Visão do Correio

Fragilidade cibernética

Após o ataque hacker aos sistemas do Ministério da Saúde, incluindo a plataforma do Conecte SUS, que tirou o aplicativo do ar, o governo adiou por uma semana os efeitos da portaria que exigiria o comprovante de vacinação contra a covid-19 ou uma quarentena de cinco dias a viajantes vindos do exterior que não foram imunizados, sejam residentes no Brasil, sejam turistas. No site do ministério, o invasor avisou que 50 terabyte de dados foram copiados. O ministro da Saúde, Marcelo Queiroga, garante que não haverá perda dos dados, pois há backup (cópia) das informações na pasta.

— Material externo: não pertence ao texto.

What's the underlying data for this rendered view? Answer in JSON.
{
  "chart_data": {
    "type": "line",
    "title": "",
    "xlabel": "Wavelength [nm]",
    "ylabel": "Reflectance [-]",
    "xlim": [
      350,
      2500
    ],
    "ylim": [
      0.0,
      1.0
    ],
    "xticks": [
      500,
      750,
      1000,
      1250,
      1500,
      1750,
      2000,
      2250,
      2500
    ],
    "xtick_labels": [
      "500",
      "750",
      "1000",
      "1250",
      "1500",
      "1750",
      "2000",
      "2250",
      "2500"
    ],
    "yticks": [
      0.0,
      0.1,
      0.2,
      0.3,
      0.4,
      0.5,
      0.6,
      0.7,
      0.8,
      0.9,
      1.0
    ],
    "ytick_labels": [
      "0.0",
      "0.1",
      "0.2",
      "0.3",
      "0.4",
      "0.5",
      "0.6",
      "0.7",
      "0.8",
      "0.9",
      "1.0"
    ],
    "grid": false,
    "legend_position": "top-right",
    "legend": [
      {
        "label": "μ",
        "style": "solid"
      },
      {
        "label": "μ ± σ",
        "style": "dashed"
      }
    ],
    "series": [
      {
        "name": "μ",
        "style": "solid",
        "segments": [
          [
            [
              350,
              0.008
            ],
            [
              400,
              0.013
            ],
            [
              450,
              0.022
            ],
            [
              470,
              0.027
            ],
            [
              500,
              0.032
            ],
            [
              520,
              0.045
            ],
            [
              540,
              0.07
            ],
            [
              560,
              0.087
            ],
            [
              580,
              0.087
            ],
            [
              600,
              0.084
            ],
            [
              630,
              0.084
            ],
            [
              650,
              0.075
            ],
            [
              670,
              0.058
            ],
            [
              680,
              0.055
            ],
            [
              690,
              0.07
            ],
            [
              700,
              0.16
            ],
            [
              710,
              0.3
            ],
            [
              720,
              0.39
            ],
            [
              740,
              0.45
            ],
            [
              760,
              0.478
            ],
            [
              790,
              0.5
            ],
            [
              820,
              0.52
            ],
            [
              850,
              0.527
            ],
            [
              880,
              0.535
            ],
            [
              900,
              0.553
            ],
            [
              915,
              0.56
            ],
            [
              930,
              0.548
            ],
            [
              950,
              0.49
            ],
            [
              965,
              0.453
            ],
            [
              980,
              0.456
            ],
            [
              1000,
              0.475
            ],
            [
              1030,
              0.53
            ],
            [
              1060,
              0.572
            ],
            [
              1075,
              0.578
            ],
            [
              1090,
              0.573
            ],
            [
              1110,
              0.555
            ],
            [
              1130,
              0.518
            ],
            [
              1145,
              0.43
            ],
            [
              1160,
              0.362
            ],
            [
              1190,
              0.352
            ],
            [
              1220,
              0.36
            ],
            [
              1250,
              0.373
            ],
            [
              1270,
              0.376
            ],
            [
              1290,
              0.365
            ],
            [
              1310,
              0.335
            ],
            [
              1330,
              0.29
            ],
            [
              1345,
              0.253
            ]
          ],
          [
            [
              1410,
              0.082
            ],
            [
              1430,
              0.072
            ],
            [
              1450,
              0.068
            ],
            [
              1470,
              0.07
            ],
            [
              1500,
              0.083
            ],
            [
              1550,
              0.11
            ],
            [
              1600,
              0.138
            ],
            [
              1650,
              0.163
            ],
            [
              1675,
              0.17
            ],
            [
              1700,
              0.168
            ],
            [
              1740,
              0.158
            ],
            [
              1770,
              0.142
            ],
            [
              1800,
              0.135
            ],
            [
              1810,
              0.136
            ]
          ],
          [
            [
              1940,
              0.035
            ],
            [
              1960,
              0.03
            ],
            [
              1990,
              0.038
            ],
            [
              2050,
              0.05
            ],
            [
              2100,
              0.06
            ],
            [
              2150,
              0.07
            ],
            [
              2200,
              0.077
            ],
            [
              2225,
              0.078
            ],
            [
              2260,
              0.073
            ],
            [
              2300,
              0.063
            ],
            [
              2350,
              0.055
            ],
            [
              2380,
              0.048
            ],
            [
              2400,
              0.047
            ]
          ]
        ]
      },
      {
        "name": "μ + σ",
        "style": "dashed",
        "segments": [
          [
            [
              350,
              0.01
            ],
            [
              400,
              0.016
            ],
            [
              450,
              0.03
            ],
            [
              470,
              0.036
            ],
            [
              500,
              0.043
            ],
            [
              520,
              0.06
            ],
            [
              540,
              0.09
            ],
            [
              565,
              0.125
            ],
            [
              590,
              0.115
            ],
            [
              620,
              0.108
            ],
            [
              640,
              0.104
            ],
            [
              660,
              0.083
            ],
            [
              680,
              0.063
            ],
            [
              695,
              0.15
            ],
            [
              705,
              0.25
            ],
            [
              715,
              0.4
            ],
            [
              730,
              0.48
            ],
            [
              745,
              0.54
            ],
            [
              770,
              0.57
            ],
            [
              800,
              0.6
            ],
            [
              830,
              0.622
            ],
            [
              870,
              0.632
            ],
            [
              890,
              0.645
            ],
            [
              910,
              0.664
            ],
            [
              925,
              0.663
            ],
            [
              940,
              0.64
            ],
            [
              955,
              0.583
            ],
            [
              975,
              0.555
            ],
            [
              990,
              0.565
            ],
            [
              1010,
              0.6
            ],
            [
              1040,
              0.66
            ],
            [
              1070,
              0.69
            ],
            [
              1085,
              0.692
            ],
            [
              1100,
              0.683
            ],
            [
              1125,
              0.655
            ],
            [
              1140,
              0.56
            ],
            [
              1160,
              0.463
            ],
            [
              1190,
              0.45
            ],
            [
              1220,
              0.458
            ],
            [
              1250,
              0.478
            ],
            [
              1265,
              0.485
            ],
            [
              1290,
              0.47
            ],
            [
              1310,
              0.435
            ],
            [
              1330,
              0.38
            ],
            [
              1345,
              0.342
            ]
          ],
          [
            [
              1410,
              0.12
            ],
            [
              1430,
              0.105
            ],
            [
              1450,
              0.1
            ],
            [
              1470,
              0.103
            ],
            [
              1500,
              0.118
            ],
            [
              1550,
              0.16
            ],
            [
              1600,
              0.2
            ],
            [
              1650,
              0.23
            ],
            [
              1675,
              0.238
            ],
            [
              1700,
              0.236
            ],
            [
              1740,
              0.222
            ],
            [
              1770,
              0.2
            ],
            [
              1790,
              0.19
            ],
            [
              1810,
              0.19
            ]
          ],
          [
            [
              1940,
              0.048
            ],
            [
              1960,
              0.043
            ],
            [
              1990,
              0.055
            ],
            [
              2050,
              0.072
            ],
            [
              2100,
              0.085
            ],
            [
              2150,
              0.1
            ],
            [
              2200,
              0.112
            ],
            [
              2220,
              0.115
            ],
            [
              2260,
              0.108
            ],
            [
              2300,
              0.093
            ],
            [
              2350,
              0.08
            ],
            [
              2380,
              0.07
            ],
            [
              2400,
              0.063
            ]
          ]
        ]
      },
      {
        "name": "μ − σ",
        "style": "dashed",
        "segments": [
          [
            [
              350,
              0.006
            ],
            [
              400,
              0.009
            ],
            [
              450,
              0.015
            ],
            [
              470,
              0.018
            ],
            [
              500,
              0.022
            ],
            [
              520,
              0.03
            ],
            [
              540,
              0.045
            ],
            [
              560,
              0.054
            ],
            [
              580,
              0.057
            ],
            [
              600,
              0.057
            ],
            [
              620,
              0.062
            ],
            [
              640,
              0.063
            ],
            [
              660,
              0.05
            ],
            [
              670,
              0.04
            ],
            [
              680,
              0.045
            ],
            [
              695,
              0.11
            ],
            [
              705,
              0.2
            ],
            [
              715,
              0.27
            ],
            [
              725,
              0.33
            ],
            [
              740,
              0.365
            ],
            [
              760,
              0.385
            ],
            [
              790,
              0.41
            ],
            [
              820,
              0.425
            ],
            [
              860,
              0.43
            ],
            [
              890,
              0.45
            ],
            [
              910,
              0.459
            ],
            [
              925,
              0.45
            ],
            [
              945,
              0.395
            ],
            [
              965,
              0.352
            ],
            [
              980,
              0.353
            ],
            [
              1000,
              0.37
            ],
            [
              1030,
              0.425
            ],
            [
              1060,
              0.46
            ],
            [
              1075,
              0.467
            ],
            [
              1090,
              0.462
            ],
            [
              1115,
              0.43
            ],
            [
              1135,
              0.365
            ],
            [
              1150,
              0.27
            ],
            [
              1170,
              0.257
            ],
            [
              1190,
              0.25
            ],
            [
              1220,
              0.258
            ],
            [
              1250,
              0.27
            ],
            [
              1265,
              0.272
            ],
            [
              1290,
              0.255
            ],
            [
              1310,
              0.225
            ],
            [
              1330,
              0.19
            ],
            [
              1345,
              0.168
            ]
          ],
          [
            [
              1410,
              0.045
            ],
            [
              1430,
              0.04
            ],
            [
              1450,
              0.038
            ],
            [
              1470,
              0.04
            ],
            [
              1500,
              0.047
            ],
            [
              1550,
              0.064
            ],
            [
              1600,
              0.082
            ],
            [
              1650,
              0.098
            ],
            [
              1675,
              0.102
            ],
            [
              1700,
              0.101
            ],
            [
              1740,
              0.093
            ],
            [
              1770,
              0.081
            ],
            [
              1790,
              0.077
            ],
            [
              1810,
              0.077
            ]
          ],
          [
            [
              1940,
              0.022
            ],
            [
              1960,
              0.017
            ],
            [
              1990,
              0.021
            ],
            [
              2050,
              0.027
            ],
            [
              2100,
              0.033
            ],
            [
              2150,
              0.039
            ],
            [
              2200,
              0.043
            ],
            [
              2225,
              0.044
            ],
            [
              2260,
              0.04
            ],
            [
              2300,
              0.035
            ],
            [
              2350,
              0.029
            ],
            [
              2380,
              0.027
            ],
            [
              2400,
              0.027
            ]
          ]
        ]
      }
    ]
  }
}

O mais estranho, porém, é o ataque ter ocorrido na véspera da vigência da portaria, dispondo sobre o certificado de vacinação, uma medida que, desde sempre, desagrada ao presidente Jair Bolsonaro. Agentes da Polícia Federal e integrantes do governo suspeitam de que tem algo de ativismo, com viés ideológico, por trás do ataque a Conecte SUS, considerando que apoiadores do chefe do Executivo se somam aos negacionistas dos efeitos positivos da vacina e tentam, pelas redes sociais, desacreditar a ciência e as orientações da medicina. Em entrevista, no fim da tarde, o secretário executivo do pasta, Rodrigo Cruz, disse que somente a plataforma da vacinação contra a covid-19 foi afetada. O fato reforça a suspeita de que há um viés negacionista nesse ato de violência.

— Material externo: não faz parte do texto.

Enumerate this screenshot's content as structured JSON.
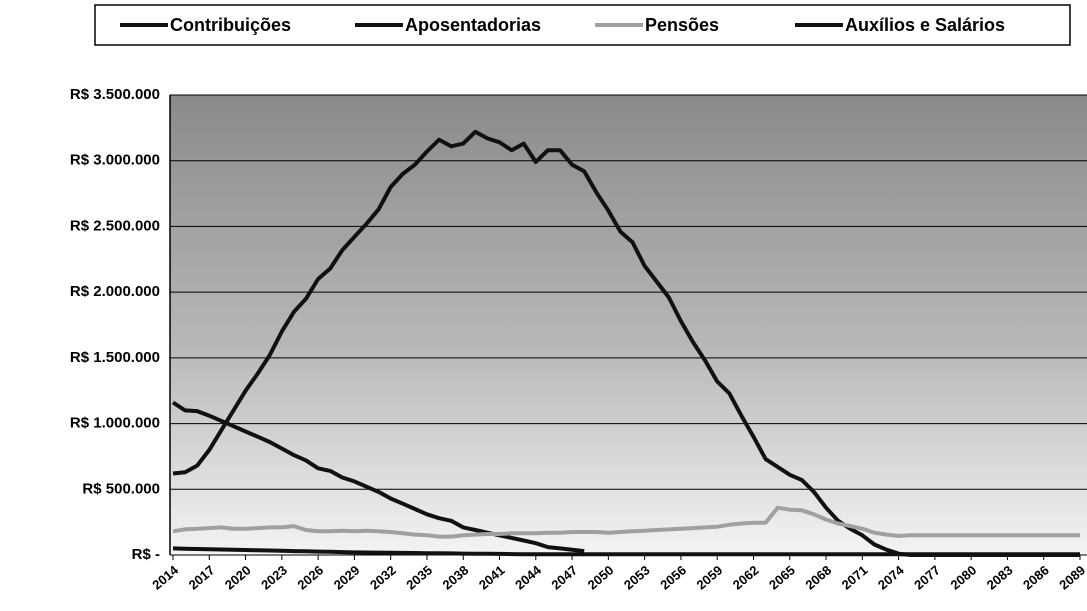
{
  "chart_data": {
    "type": "line",
    "x": [
      2014,
      2015,
      2016,
      2017,
      2018,
      2019,
      2020,
      2021,
      2022,
      2023,
      2024,
      2025,
      2026,
      2027,
      2028,
      2029,
      2030,
      2031,
      2032,
      2033,
      2034,
      2035,
      2036,
      2037,
      2038,
      2039,
      2040,
      2041,
      2042,
      2043,
      2044,
      2045,
      2046,
      2047,
      2048,
      2049,
      2050,
      2051,
      2052,
      2053,
      2054,
      2055,
      2056,
      2057,
      2058,
      2059,
      2060,
      2061,
      2062,
      2063,
      2064,
      2065,
      2066,
      2067,
      2068,
      2069,
      2070,
      2071,
      2072,
      2073,
      2074,
      2075,
      2076,
      2077,
      2078,
      2079,
      2080,
      2081,
      2082,
      2083,
      2084,
      2085,
      2086,
      2087,
      2088,
      2089
    ],
    "xlim": [
      2014,
      2089
    ],
    "xticks": [
      2014,
      2017,
      2020,
      2023,
      2026,
      2029,
      2032,
      2035,
      2038,
      2041,
      2044,
      2047,
      2050,
      2053,
      2056,
      2059,
      2062,
      2065,
      2068,
      2071,
      2074,
      2077,
      2080,
      2083,
      2086,
      2089
    ],
    "ylim": [
      0,
      3500000
    ],
    "yticks": [
      {
        "value": 0,
        "label": "R$ -"
      },
      {
        "value": 500000,
        "label": "R$ 500.000"
      },
      {
        "value": 1000000,
        "label": "R$ 1.000.000"
      },
      {
        "value": 1500000,
        "label": "R$ 1.500.000"
      },
      {
        "value": 2000000,
        "label": "R$ 2.000.000"
      },
      {
        "value": 2500000,
        "label": "R$ 2.500.000"
      },
      {
        "value": 3000000,
        "label": "R$ 3.000.000"
      },
      {
        "value": 3500000,
        "label": "R$ 3.500.000"
      }
    ],
    "grid": true,
    "legend": "top",
    "series": [
      {
        "name": "Contribuições",
        "color": "#111111",
        "values": [
          1160000,
          1100000,
          1095000,
          1060000,
          1020000,
          980000,
          940000,
          900000,
          860000,
          810000,
          760000,
          720000,
          660000,
          640000,
          590000,
          560000,
          520000,
          480000,
          430000,
          390000,
          350000,
          310000,
          280000,
          260000,
          210000,
          190000,
          170000,
          150000,
          130000,
          110000,
          90000,
          60000,
          50000,
          40000,
          30000,
          null,
          null,
          null,
          null,
          null,
          null,
          null,
          null,
          null,
          null,
          null,
          null,
          null,
          null,
          null,
          null,
          null,
          null,
          null,
          null,
          null,
          null,
          null,
          null,
          null,
          null,
          null,
          null,
          null,
          null,
          null,
          null,
          null,
          null,
          null,
          null,
          null,
          null,
          null,
          null,
          null
        ]
      },
      {
        "name": "Aposentadorias",
        "color": "#111111",
        "values": [
          620000,
          630000,
          680000,
          800000,
          950000,
          1100000,
          1250000,
          1380000,
          1520000,
          1700000,
          1850000,
          1950000,
          2100000,
          2180000,
          2320000,
          2420000,
          2520000,
          2630000,
          2800000,
          2900000,
          2970000,
          3070000,
          3160000,
          3110000,
          3130000,
          3220000,
          3170000,
          3140000,
          3080000,
          3130000,
          2990000,
          3080000,
          3080000,
          2970000,
          2920000,
          2760000,
          2620000,
          2460000,
          2380000,
          2200000,
          2080000,
          1960000,
          1780000,
          1620000,
          1480000,
          1320000,
          1230000,
          1060000,
          900000,
          730000,
          670000,
          610000,
          570000,
          480000,
          360000,
          260000,
          200000,
          150000,
          80000,
          40000,
          10000,
          0,
          0,
          0,
          0,
          0,
          0,
          0,
          0,
          0,
          0,
          0,
          0,
          0,
          0,
          0
        ]
      },
      {
        "name": "Pensões",
        "color": "#a0a0a0",
        "values": [
          180000,
          195000,
          200000,
          205000,
          210000,
          200000,
          200000,
          205000,
          210000,
          210000,
          220000,
          190000,
          180000,
          180000,
          185000,
          180000,
          185000,
          180000,
          175000,
          165000,
          155000,
          150000,
          140000,
          140000,
          150000,
          155000,
          160000,
          160000,
          165000,
          165000,
          165000,
          170000,
          170000,
          175000,
          175000,
          175000,
          170000,
          175000,
          180000,
          185000,
          190000,
          195000,
          200000,
          205000,
          210000,
          215000,
          230000,
          240000,
          245000,
          245000,
          360000,
          345000,
          340000,
          310000,
          270000,
          240000,
          220000,
          200000,
          170000,
          155000,
          145000,
          150000,
          150000,
          150000,
          150000,
          150000,
          150000,
          150000,
          150000,
          150000,
          150000,
          150000,
          150000,
          150000,
          150000,
          150000
        ]
      },
      {
        "name": "Auxílios e Salários",
        "color": "#111111",
        "values": [
          50000,
          48000,
          46000,
          44000,
          42000,
          40000,
          38000,
          36000,
          34000,
          32000,
          30000,
          28000,
          26000,
          24000,
          22000,
          20000,
          19000,
          18000,
          17000,
          16000,
          15000,
          14000,
          13000,
          12000,
          11000,
          10000,
          9000,
          8000,
          7000,
          6000,
          5000,
          5000,
          5000,
          5000,
          5000,
          5000,
          5000,
          5000,
          5000,
          5000,
          5000,
          5000,
          5000,
          5000,
          5000,
          5000,
          5000,
          5000,
          5000,
          5000,
          5000,
          5000,
          5000,
          5000,
          5000,
          5000,
          5000,
          5000,
          5000,
          5000,
          5000,
          5000,
          5000,
          5000,
          5000,
          5000,
          5000,
          5000,
          5000,
          5000,
          5000,
          5000,
          5000,
          5000,
          5000,
          5000
        ]
      }
    ]
  }
}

Ressalte-se que o Palácio do Planalto foi, peremptoriamente, contrário ao passaporte e às barreiras sanitárias nos aeroportos brasileiros, que impediriam a entrada no país de pessoas não vacinadas. Embora a Agência Nacional de Vigilância Sanitária (Anvisa) tenha defendido e reiteradas vezes alertado para o risco de nova onda da epidemia, o presidente resistiu e, muito a contragosto, aceitou o embargo de voos oriundos da África do Sul e de outras nações vizinhas, onde foi identificada a circulação da variante ômicron.

Independentemente da motivação ou dos interesses que levaram à invasão à página do Ministério da Saúde, fica claro que há fragilidades a serem corrigidas. Em tempos de tanta evolução tecnológica, perdeu sentido qualquer vulnerabilidade cibernética que permita o acesso aos dados dos brasileiros pelos aventureiros ou oportunistas de plantão, sobretudo em sistemas do poder público, com capacidade técnica para garantir a segurança de todos os dados de interesse de usuários e da nação. A retirada da página do ar significa prejuízo às pessoas e, especialmente, àquelas que têm necessidade de exibir o seu cartão de vacinação ou acessar a outros dados, até então, guardados na plataforma do Conecte SUS.

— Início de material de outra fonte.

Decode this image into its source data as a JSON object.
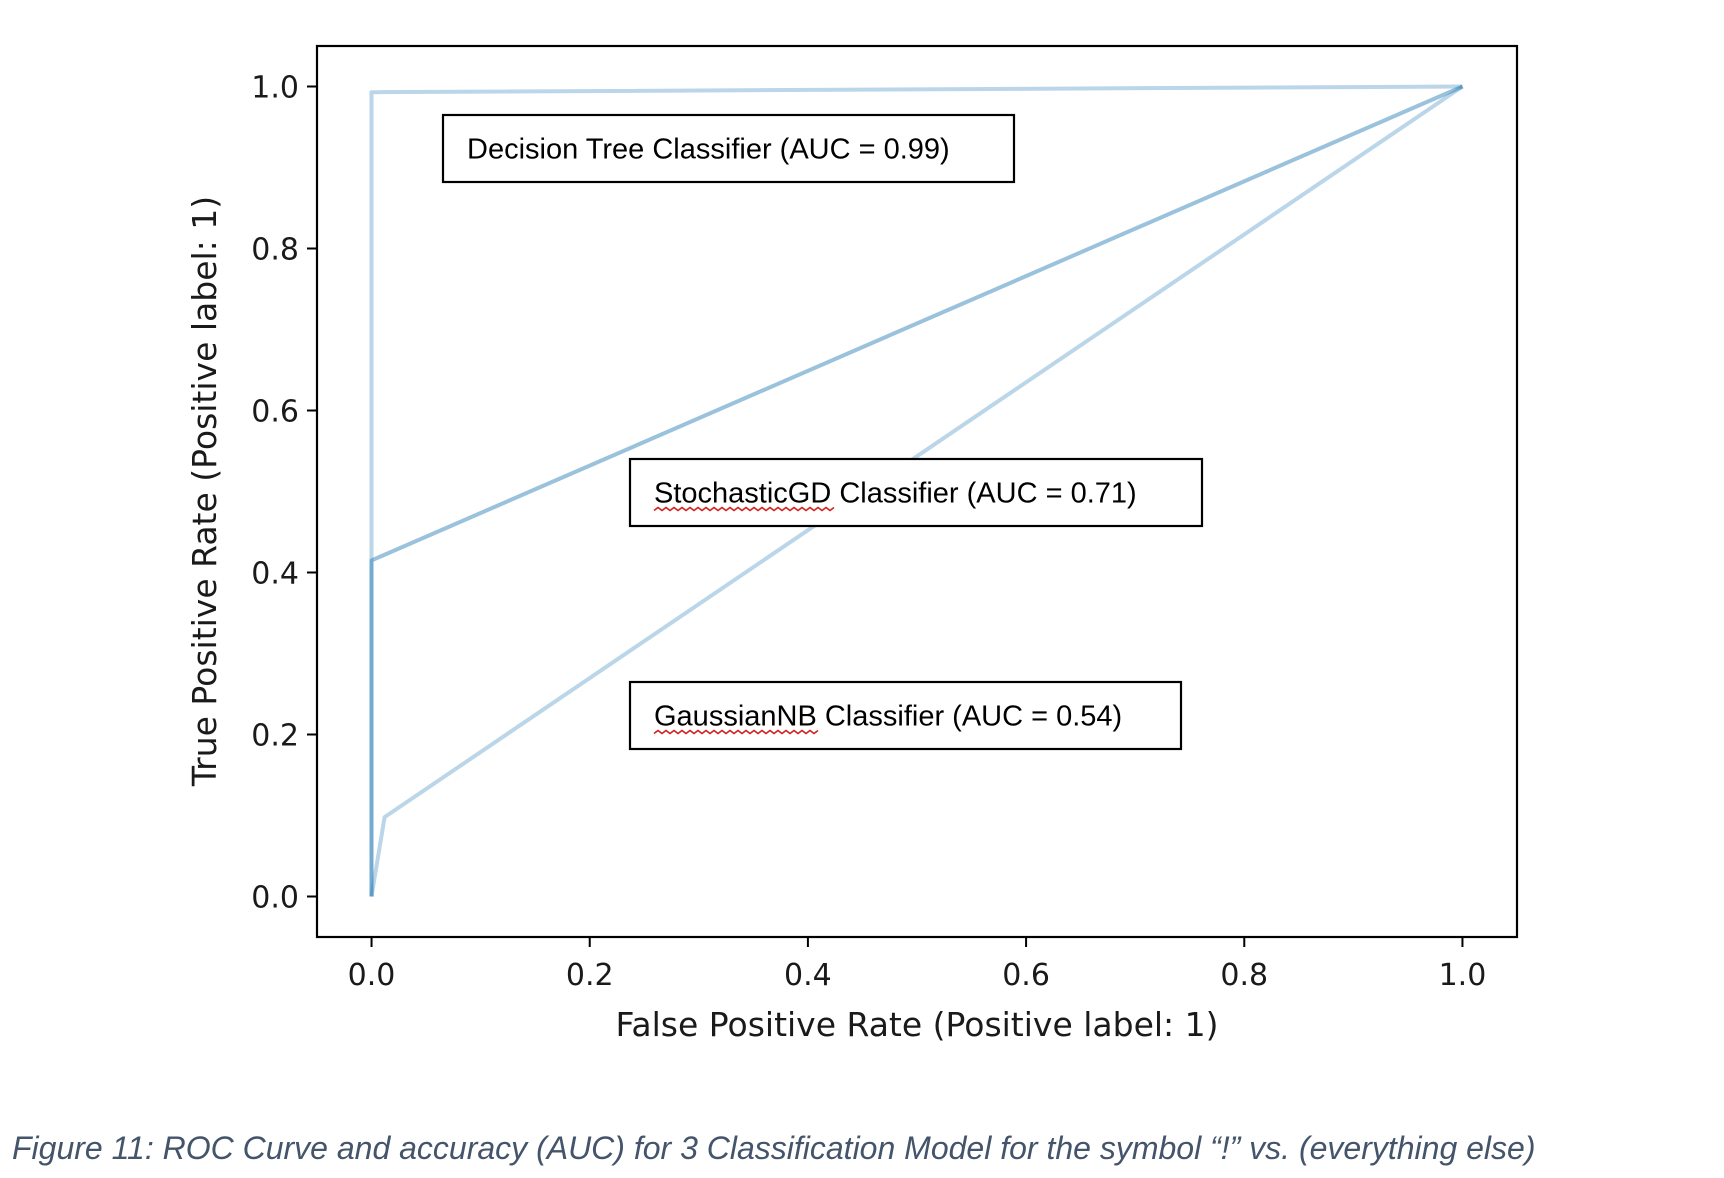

Impõe-se ao governo uma revisão séria e profunda dos sistemas cibernéticos do Estado. Ontem, foi a Saúde, amanhã, poderão ser outros órgãos que comprometem a segurança de toda a estrutura do poder público. Os cuidados do Tribunal Superior Eleitoral (TSE) para blindar seus sistemas e garantir a lisura do processo eleitoral e privacidade dos dados são exemplos que, provavelmente, podem ser aplicados ao Executivo. Por que não? O acervo de informações, sob responsabilidade do governo, exige proteção semelhante, senão mais rigorosa, para a segurança de todos.